What is Akershus like?

Akershus shares the capital's life without being the capital. The county's culture is bound up with Oslo, which it rings and feeds, so its towns carry the rhythm of the Greater Oslo Region, half suburban and half rural, with the museums and stages of the capital always close at hand across the county line. The name itself is a history lesson.
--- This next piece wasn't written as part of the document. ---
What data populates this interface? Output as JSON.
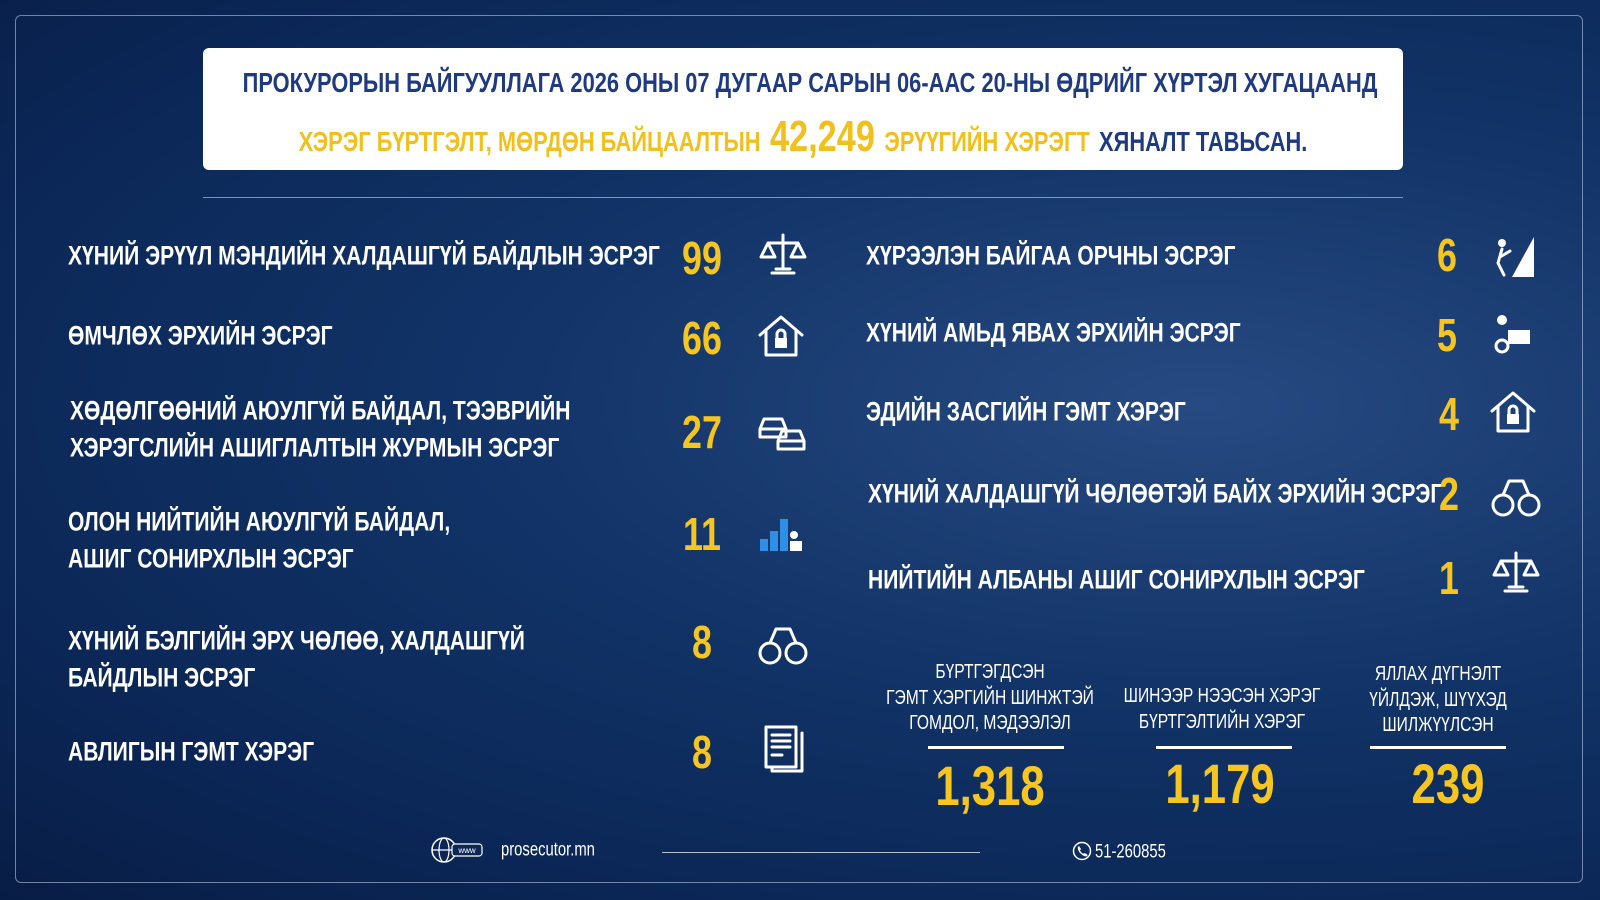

Akershus is called after the Akershus Fortress above the Oslo harbour and ultimately after the medieval Aker farm, a thread back to the time when this was the main fief governing most of eastern Norway. Daily life leans on land and commute. Farm villages of the Østlandet lowlands keep an older agricultural Norway alive around the edges, while Lillestrøm, Asker, and the rail towns hold a modern commuter life that turns daily toward the capital.

Spoken Norwegian here is the eastern standard. Between the fjordside calm of Drøbak and the airport flats near Jessheim, Akershus reads as the broad, settled frame of the country's busiest region, drawn together by its place around Oslo.

What is the history of Akershus?

Akershus is old as a region, modern as a county. Since the Middle Ages it has been a region of eastern Norway with Oslo as its main city, named after the Akershus Fortress that guards the capital's harbour and after the medieval Aker farm beneath it. For centuries it was the main fief governing most of eastern Norway.

The county in its present narrower form was reorganised in 1919, drawing the lowland and fjordside districts around the capital, from Lillestrøm and Jessheim to Drøbak, into the central county of the Greater Oslo Region. A medieval seat turned metropolitan ring.

What is the climate of Akershus?

Akershus has the sheltered continental climate of eastern Norway. Lying inland in the Østlandet lowlands rather than out on the western coast, the county around Oslo sees warm, light-filled summers and cold, snowy winters, with a wider swing between the seasons than the rain-soaked fjord country to the west. Winters bite here.

Snow settles across the farmland and forests from Lillestrøm out to the Gardermoen flats near Jessheim, while the inner fjord around Drøbak softens the cold a little along the southern shore of south-eastern Norway.

How do you get to Akershus?

The county is Norway's transport crossroads. Oslo Airport sits within Akershus on the Gardermoen flatlands near Jessheim, and nearly all the railway lines and major roads to and from the capital pass straight through the county. Arrival here is almost automatic.

Most travellers reaching Oslo touch down or roll through Akershus first, then take the fast rail in to the capital, while local lines spread out to Lillestrøm, Asker, Ski, and Drøbak across the Østlandet lowlands. The hub of eastern Norway runs through this ring.